New research suggests that certain thresholds for quantitative assessments of total plaque burden (TPB), total plaque volume (TPV) and non-calcified plaque burden (NCPB) — derived from coronary computed tomography angiography (CCTA) — are indicative of significantly higher risks for major adverse cardiovascular events (MACE) in people with no known history of coronary artery disease (CAD).
For the sub-study from the PROMISE randomized clinical trial, recently published in JAMA Cardiology, researchers assessed the prognostic impact of TPB, TPV and NCPB in 4,267 symptomatic patients with an unknown history of CAD. The median TPV of the cohort was 39.8 mm3, according to the study.
After a multivariable analysis, the study authors found that patients with a TPB > 87 mm3 had more than double the risk for developing MACE. Patients with a TPB > 35 percent had nearly double the risk for MACE and those with NCPB > 20 percent had a 77 percent higher risk for MACE, according to the researchers.
Factoring in statin use, qualitative CCTA findings and clinical risk factors, the study authors noted that high TPB and high NCPB were independently prognostic for MACE with 18 percent and 20 percent higher adjusted risks, respectively, for MACE.
“Our data suggest that among people with a first evaluation for CAD, TPB and NCPB may be predictive of MACE after adjustment for cardiovascular risk factors, statin use, and established qualitative CCTA findings, such as (coronary artery calcium) score, obstructive stenosis 50% or more, and (high-risk plaque) features,” noted lead study author Julia Karady, M.D., Ph.D., MPH, who is affiliated with the Cardiovascular Imaging Research Center and the Radiology Department at Massachusetts General Hospital in Boston, and colleagues.
Three Key Takeaways
• Quantitative plaque thresholds on CCTA stratify MACE risk. In symptomatic patients without known CAD from the PROMISE trial (published in JAMA Cardiology), a total plaque burden (TPB) > 87 mm³ more than doubled MACE risk, TPB > 35 percent nearly doubled risk, and non-calcified plaque burden (NCPB) > 20% was associated with a 77 percent higher risk.
• Independent prognostic value beyond traditional markers. Even after adjustment for clinical risk factors, statin use, and qualitative CCTA findings (including CAC score, ≥ 50% stenosis, and high-risk plaque features), elevated TPB and NCPB remained independently associated with higher MACE risk (18 percent and 20 percent higher adjusted risk, respectively).
• Potential implications for preventive strategy but more validation is needed. Quantitative plaque assessment may enhance risk stratification in patients undergoing first evaluation for suspected CAD, particularly in lower-risk populations. However, lack of standardized measurement parameters and limited generalizability warrant further study before routine guideline integration.
While momentum appears to be building in the literature for the prognostic value of plaque quantification assessment along with potential FDA recognition of NCBV as a prognostic biomarker, the study authors emphasized the need for more CCTA studies in lower-risk populations.

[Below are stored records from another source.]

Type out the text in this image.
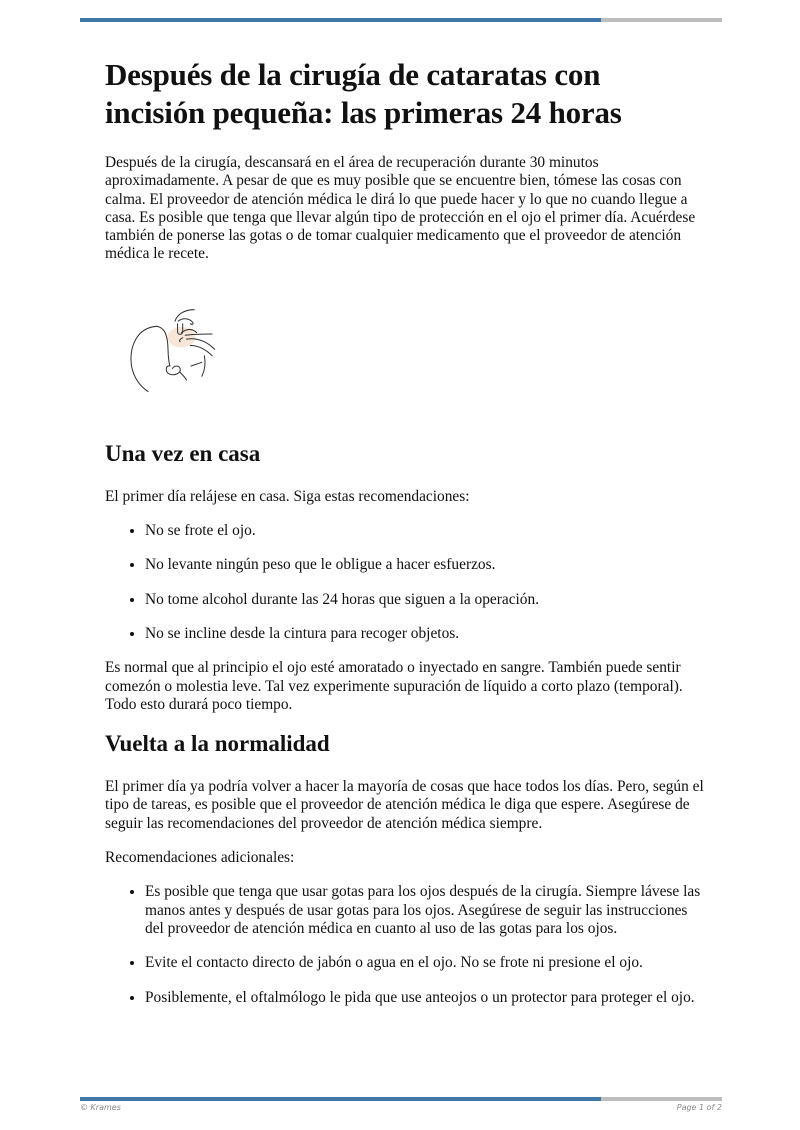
Después de la cirugía de cataratas con incisión pequeña: las primeras 24 horas

Después de la cirugía, descansará en el área de recuperación durante 30 minutos aproximadamente. A pesar de que es muy posible que se encuentre bien, tómese las cosas con calma. El proveedor de atención médica le dirá lo que puede hacer y lo que no cuando llegue a casa. Es posible que tenga que llevar algún tipo de protección en el ojo el primer día. Acuérdese también de ponerse las gotas o de tomar cualquier medicamento que el proveedor de atención médica le recete.

Una vez en casa

El primer día relájese en casa. Siga estas recomendaciones:

• No se frote el ojo.
• No levante ningún peso que le obligue a hacer esfuerzos.
• No tome alcohol durante las 24 horas que siguen a la operación.
• No se incline desde la cintura para recoger objetos.

Es normal que al principio el ojo esté amoratado o inyectado en sangre. También puede sentir comezón o molestia leve. Tal vez experimente supuración de líquido a corto plazo (temporal). Todo esto durará poco tiempo.

Vuelta a la normalidad

El primer día ya podría volver a hacer la mayoría de cosas que hace todos los días. Pero, según el tipo de tareas, es posible que el proveedor de atención médica le diga que espere. Asegúrese de seguir las recomendaciones del proveedor de atención médica siempre.

Recomendaciones adicionales:

• Es posible que tenga que usar gotas para los ojos después de la cirugía. Siempre lávese las manos antes y después de usar gotas para los ojos. Asegúrese de seguir las instrucciones del proveedor de atención médica en cuanto al uso de las gotas para los ojos.
• Evite el contacto directo de jabón o agua en el ojo. No se frote ni presione el ojo.
• Posiblemente, el oftalmólogo le pida que use anteojos o un protector para proteger el ojo.
© Krames	Page 1 of 2
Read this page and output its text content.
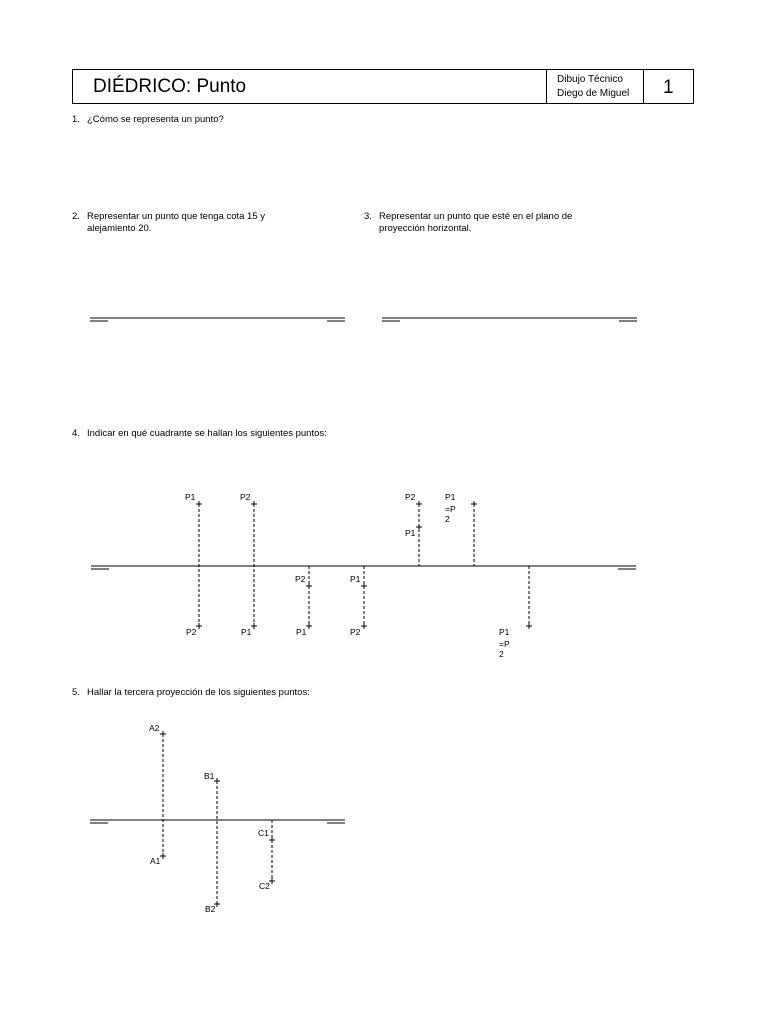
DIÉDRICO: Punto	Dibujo Técnico
Diego de Miguel 1
1. ¿Cómo se representa un punto?
2. Representar un punto que tenga cota 15 y
alejamiento 20.
3. Representar un punto que esté en el plano de
proyección horizontal.
4. Indicar en qué cuadrante se hallan los siguientes puntos:
5. Hallar la tercera proyección de los siguientes puntos:
P1
P2
P2
P1
P2
P1
P1
P2
P2
P1
P1
=P
2
P1
=P
2
A2
A1
B1
B2
C1
C2
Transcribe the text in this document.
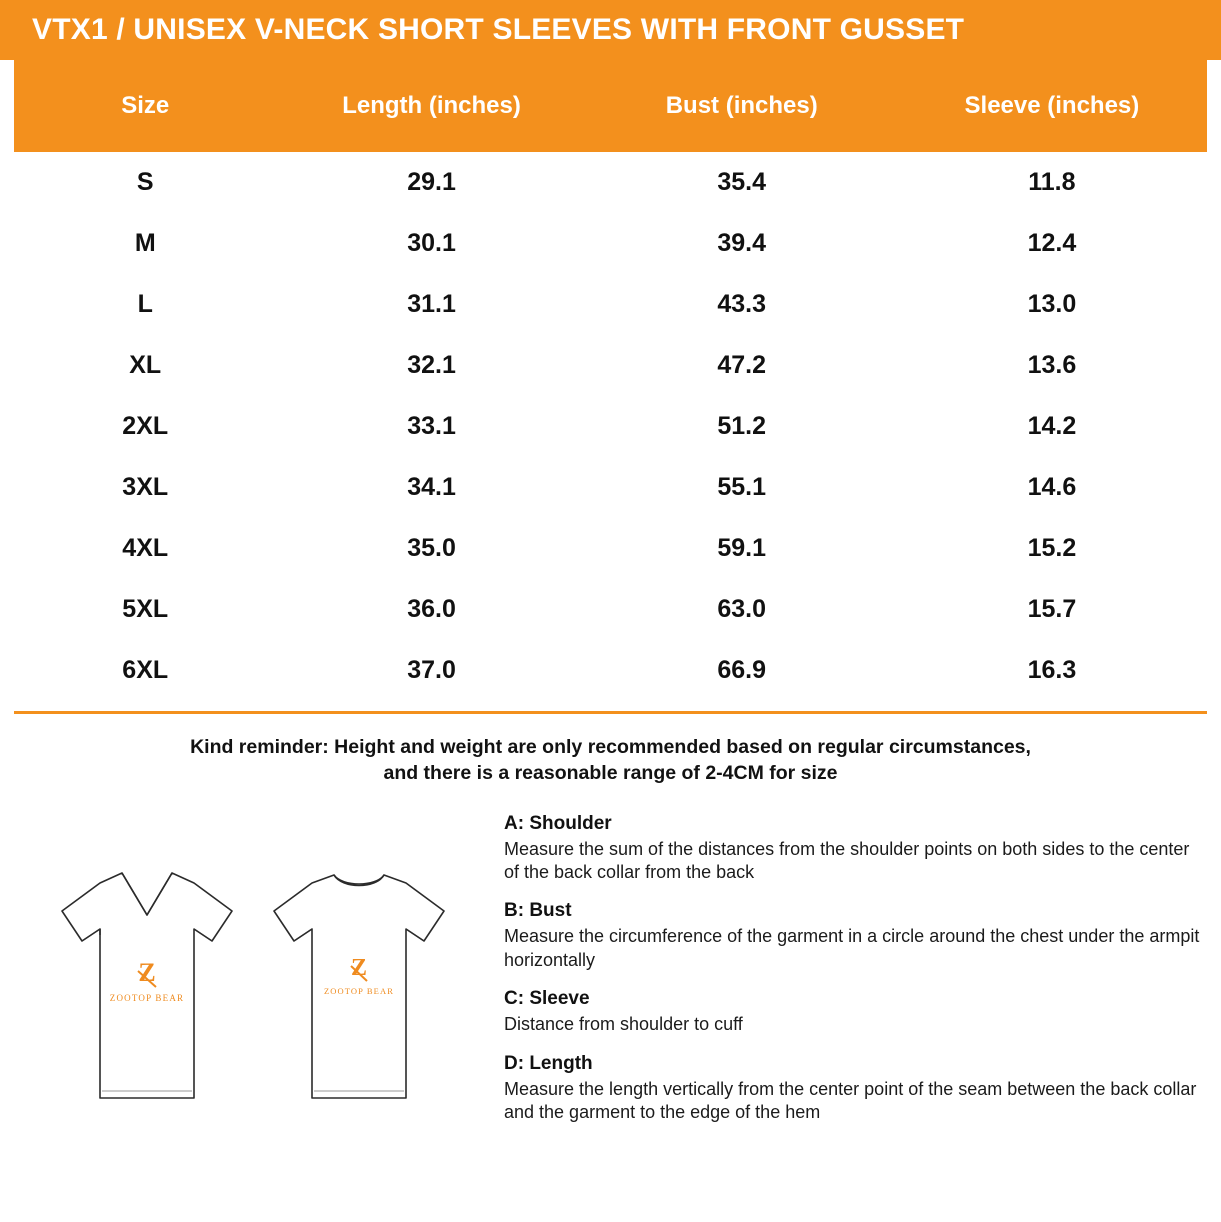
VTX1 / UNISEX V-NECK SHORT SLEEVES WITH FRONT GUSSET
Size	Length (inches)	Bust (inches)	Sleeve (inches)
S	29.1	35.4	11.8
M	30.1	39.4	12.4
L	31.1	43.3	13.0
XL	32.1	47.2	13.6
2XL	33.1	51.2	14.2
3XL	34.1	55.1	14.6
4XL	35.0	59.1	15.2
5XL	36.0	63.0	15.7
6XL	37.0	66.9	16.3
Kind reminder: Height and weight are only recommended based on regular circumstances,
and there is a reasonable range of 2-4CM for size
Z
ZOOTOP BEAR
Z
ZOOTOP BEAR
A: Shoulder
Measure the sum of the distances from the shoulder points on both sides to the center of the back collar from the back
B: Bust
Measure the circumference of the garment in a circle around the chest under the armpit horizontally
C: Sleeve
Distance from shoulder to cuff
D: Length
Measure the length vertically from the center point of the seam between the back collar and the garment to the edge of the hem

“… They are arguably the group in whom additional prognostic data and more aggressive treatment may be most beneficial. … Despite data from PROMISE, CONFIRM, and other studies showing that even non-obstructive plaque increases the likelihood of events, guidelines rarely offer recommendations for intensifying preventive strategies based on the findings of non-obstructive CAD,” pointed out Karady and colleagues.
(Editor’s note: For related content, see “Where Do Things Stand with AI-Powered Plaque Quantification for CCTA Exams?: An Interview with Ron Blankstein, MD,” “Can AI Assessment of Non-Calcified Plaque Volume Enhance CT Assessment of MACE Risk Beyond CAC Scoring?” and “Emerging CCTA Research Shows Prognostic Value of AI Quantification of Plaque Burden for Assessing Cardiovascular Risks.”)
In regard to study limitations, the authors acknowledged a lack of standardized parameters for the measurement of quantitative plaque burden and noted the omission of estimated glomerular filtration rate in the regression models for the study. The researchers also cautioned that the study findings, drawn from an outpatient North American population having initial evaluation for suspected CAD, may not be applicable to high-risk cohorts, people with a history of CAD and asymptomatic individuals.